Salam Joy, the secretary of Pumlen Pat Ngamee Sinmee Lup, a union of community practicing both farming and fishing in the area for their survival, asserted that the wetland is their ancestral territory, and the entire community is resolved to resist the takeover of these biodiversity rich commons by corporations backed by the government.
Babloo Loitongbam, Director of Human Rights Alert, said the government policy and programs are antithetical to conservation and livelihood of the people of the Loktak and the other wetlands. He said that the right to life and livelihood are enshrined in the Constitution of India and the Government of Manipur cannot bypass any of the laws that seek to protect them. He also said that human rights groups in Manipur and also those across the world must help in the defense of the people of the wetlands and their livelihoods.
Ram Wangkheirakpam, Convener of Ngamee Lup said that the proposal of the Manipur government to develop Loktak as a major eco-tourism centre is hegemonic, undemocratically evolved, against human rights of indigenous peoples of the region, violates multiple statutory requirements, and is socio-ecologically disastrous. It is natural and historical rights of local indigenous communities to continue to live in the Loktak region without being disturbed by destructive projects and draconian laws and State action, he added.
Loktak Lake a biodiversity rich common
About 45 kilometres from Imphal, the capital of the far north eastern Indian state of Manipur, lies this ecological marvel. It is one of the most productive ecosystems that support the livelihood of locals as well as diverse and unique habitats. The critically endangered brow-antlered deer (Sangai) is endemic to this region.

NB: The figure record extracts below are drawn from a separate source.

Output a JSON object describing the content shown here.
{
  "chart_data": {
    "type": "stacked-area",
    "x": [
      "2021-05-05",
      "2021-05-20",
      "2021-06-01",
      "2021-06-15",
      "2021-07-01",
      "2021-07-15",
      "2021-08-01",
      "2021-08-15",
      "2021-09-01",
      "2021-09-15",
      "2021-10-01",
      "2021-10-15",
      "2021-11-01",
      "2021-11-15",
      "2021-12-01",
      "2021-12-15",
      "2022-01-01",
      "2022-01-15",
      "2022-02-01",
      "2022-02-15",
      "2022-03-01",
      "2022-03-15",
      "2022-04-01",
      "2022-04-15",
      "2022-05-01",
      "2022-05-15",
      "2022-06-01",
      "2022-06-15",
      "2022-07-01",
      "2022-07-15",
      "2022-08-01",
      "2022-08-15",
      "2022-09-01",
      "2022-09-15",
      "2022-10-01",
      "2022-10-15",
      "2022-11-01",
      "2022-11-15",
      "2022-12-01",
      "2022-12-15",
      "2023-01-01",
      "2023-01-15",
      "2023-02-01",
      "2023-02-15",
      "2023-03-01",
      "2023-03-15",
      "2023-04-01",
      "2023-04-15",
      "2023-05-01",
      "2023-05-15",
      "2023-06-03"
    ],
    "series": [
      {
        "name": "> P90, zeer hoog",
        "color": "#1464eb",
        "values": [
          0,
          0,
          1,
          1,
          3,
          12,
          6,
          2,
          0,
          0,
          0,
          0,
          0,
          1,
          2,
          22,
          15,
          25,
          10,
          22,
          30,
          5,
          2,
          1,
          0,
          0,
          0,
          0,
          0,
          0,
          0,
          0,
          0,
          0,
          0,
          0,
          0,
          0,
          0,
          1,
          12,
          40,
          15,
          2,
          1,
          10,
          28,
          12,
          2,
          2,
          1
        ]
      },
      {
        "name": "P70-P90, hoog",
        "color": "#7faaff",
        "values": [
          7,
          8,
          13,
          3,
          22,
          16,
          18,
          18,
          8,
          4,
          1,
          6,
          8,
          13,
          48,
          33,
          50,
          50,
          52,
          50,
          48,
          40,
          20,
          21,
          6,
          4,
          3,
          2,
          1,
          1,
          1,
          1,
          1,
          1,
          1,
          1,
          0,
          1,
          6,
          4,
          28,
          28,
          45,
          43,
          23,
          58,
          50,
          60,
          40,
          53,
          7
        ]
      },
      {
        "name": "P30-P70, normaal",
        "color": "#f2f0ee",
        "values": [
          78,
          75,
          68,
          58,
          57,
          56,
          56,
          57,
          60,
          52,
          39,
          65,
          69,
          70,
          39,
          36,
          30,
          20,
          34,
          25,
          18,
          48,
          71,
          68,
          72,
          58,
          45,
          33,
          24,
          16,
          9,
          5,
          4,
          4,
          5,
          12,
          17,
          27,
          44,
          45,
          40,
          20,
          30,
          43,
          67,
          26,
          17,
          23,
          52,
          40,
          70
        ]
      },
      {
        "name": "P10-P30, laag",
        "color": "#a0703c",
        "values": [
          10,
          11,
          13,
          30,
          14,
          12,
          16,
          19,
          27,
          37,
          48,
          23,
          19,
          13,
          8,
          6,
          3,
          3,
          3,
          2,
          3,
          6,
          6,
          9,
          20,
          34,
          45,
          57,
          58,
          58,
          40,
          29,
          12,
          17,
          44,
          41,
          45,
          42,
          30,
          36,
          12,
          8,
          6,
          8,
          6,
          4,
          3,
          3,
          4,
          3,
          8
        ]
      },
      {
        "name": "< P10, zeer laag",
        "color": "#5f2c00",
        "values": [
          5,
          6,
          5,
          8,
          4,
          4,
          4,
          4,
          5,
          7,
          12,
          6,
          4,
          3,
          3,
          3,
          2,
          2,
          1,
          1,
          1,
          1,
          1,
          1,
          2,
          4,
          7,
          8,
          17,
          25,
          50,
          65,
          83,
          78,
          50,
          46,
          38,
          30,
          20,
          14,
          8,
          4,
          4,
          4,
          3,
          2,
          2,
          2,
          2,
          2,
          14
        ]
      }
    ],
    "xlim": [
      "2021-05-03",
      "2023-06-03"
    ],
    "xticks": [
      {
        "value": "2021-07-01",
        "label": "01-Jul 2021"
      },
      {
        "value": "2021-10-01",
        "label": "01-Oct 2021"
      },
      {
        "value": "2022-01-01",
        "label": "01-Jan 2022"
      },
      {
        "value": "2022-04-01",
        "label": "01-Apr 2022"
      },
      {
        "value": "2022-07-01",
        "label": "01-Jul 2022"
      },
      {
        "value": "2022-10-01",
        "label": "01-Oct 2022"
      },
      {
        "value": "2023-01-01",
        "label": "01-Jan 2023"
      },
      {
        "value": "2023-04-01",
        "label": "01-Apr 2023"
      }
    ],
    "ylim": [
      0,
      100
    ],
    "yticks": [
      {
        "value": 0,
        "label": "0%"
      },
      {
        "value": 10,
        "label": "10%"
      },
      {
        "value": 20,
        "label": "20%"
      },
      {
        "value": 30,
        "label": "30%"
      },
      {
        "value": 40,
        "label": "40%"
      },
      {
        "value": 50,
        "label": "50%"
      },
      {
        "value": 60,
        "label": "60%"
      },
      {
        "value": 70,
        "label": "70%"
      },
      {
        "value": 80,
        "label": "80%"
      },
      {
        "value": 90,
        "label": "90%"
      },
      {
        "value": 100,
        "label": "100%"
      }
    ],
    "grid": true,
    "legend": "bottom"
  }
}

Besides, the massive wetland is a critical habitat to migratory waterfowl from Europe and Central Asia who come here via the Central Asian Flyway and the Eurasian-Australian Flyway during mid-winter.
Loktak lives up to its name, which in Meitei translates to “where streams end” — close to 30 rivers and streams feed into the lake, creating a 287 square kilometre water body, which is roughly the size of 53,000 football fields. Besides being a sight to behold, the lake absorbs floodwater during the monsoon and supports the livelihoods of over three lakh people in Manipur throughout the year.

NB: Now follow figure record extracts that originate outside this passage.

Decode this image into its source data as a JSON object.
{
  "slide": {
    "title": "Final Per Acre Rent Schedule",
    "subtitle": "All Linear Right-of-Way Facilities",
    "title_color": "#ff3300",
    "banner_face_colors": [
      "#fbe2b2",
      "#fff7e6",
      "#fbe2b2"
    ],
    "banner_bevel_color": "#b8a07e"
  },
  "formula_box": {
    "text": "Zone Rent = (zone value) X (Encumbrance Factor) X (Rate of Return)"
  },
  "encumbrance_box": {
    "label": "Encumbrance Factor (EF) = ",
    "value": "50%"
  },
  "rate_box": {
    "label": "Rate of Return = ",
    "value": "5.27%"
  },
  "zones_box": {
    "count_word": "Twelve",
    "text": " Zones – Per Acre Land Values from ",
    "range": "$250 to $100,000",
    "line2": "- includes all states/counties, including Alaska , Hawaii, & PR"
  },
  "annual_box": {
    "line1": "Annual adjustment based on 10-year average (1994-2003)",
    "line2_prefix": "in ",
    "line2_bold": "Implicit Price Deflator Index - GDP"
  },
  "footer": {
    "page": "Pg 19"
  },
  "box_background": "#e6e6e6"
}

Loktak, Pumlen, Ikop, Kharung, Khoidum Lamjao, Waithou, Ngakrapat, Biraharipat, Ungamelpat are distinct yet interrelated wetlands formed by meandering flows of the Manipur river system and spread over 500 sq kms, a region popularly referred to as the Loktak Wetland Complex (LWC) south of Imphal. These wetlands are nourished by abundant water and nutrient flows captured by the surrounding blue mountains, thus creating this astonishing and awe-inspiring wetland complex.
Meitei fishing communities have worked here over centuries to evolve a lifestyle that helps harvest fish and wetland-based crops and vegetables, which forms the backbone of food security of the wider Manipur area. In addition, their carbon neutral living, involving dugout canoes and phumshangs – huts of bamboo and thatch built on floating biomass – phumdi, constitute a distinctive feature of Manipur’s living heritage, and of the world as well.
There is no other place in the world where fisherfolk live in floating villages as in the Loktak region. UN Habitat has recognised this way of living as a model of sustainability for the world and Loktak Lake is a Ramsar site. The Meitei communities have protected this wetland over centuries as a biodiversity rich area. Hundreds of thousands of families live in this highly productive wetland complex respectful of nature’s ways and the limits she imposes.